Rising every year since 1959, expenditures for office building in the U.S. reached a peak of $2.5 billion last year, but the Census Bureau expects these figures to climb another 16% to $2.9 billion in 1966. New contracts for office buildings surged 25% ahead of their 1965 pace during the first two months of this year, according to F. W. Dodge construction statistics.
Corridor of Towers. New York City, still by far the leader, continues to amaze the pessimists by consuming vast amounts of office space and crying for more. Since World War II, 182 new structures with 66 million sq. ft. of office space have gone up in Manhattan, giving the island not only the highest quality space in the nation but also over a third of the U.S. total. Even with another 35 skyscrapers under way or planned, which will have as much space as the entire office supply of Boston, New York is experiencing a shortage. In the resulting scramble, corporations lease offices in buildings many months before they are built.
The 15-mile corridor from downtown Los Angeles to the U.C.L.A. campus is filling with office towers. Although San Francisco has added over 3,000,000 ft. of downtown office space in three years, the big new John Hancock and International buildings opened with 100% occupancy. Detroit went 30 years without a new office building, but builders recently completed three at once. Pittsburgh's famous Golden Triangle will double its office space in the next 18 months, and demand is so strong that Builder John Galbreath has just lifted his plans for a new U.S. Steel office from 50 to 65 stories. Overbuilding has put a lid on further expansion in several cities including Denver, Akron, Kansas City and Dallas, but the proliferation of paper work and the economy's long expansion still feed demand elsewhere.
Subsidized Barbers. Chicago, where the skyscraper was invented, not only built more office space last year than at any time since 1930, but showed the trade some new tricks. The 35-story Brunswick Building typifies the trend toward amenities that lure tenants away from older but cheaper quarters: huge (7 ft. by 9 ft.) picture windows, plaza-like setbacks, a subterranean shopping arcade connecting to the adjacent subway and civic center through an underground tunnel. Restaurants, a tobacco shop and a barber shop, whose rent often has to be subsidized by the landlord, have also become essential.
In the pursuit of splendors to keep image-conscious tenants--and their employees--happy, office builders have also turned to alfresco terraces, interior courtyards, Olympic-sized pools, or such vaulted Romanesque colonnades as embellish Houston's Jefferson Chemical Building.
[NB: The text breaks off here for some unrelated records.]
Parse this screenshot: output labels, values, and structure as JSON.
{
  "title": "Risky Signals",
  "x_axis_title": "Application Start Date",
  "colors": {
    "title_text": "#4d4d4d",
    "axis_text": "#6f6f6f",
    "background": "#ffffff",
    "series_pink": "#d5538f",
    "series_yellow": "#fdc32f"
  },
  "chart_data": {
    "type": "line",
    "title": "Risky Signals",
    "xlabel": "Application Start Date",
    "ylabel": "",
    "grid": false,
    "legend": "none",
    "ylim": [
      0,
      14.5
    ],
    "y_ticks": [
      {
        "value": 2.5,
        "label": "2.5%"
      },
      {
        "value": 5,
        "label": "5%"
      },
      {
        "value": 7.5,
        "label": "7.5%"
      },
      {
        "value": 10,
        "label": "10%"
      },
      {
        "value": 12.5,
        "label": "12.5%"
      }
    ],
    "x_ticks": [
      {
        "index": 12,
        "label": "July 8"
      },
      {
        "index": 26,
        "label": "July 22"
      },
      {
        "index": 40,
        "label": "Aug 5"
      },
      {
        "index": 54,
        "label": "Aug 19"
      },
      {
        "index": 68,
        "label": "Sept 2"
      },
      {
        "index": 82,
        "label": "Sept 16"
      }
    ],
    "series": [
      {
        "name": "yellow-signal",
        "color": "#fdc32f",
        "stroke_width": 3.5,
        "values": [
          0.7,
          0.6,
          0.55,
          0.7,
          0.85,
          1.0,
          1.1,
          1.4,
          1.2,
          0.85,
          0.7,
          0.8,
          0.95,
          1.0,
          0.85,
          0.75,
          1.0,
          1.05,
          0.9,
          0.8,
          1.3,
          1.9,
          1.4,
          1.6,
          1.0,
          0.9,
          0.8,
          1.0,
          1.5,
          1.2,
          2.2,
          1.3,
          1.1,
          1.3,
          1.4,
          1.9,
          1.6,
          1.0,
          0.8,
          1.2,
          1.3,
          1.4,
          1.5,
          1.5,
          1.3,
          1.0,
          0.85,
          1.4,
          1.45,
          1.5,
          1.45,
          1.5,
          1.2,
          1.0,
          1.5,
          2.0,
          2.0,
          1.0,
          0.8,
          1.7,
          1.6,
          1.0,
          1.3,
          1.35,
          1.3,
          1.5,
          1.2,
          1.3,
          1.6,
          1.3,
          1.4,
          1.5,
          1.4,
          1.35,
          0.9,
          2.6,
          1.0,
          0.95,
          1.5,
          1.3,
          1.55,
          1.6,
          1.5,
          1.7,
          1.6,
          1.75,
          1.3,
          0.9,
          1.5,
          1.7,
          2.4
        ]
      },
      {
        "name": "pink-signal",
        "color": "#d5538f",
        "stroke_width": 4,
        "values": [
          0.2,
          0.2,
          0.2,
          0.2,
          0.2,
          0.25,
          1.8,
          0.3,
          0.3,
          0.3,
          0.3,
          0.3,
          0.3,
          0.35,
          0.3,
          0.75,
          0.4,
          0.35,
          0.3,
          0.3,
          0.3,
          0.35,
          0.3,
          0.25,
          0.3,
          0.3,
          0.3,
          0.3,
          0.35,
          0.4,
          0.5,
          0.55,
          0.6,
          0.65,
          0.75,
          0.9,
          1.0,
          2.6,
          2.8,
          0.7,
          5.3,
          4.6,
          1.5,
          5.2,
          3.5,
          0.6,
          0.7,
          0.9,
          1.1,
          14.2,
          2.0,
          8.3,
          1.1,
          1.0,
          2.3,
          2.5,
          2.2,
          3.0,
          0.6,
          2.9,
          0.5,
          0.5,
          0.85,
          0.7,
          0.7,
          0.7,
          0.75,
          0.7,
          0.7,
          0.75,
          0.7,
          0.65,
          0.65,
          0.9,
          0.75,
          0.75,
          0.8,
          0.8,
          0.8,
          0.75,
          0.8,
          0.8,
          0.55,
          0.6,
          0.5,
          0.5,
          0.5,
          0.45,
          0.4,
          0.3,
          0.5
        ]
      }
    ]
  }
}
Peachtree Center, Atlanta's version of Rockefeller Center, boasts a two-story concrete sculpture that has become a conversation piece in the South. Los Angeles' new Occidental Center offers not only a tenants' lounge, an exercise room, an auditorium and a ground-level patio but also a 30th-floor Zen Buddhist garden where tenants can enjoy serenity in the sun--or as the case may be, the smog.
*Without its 222-ft. television mast, the Empire State Building reaches an altitude of only 1,250ft.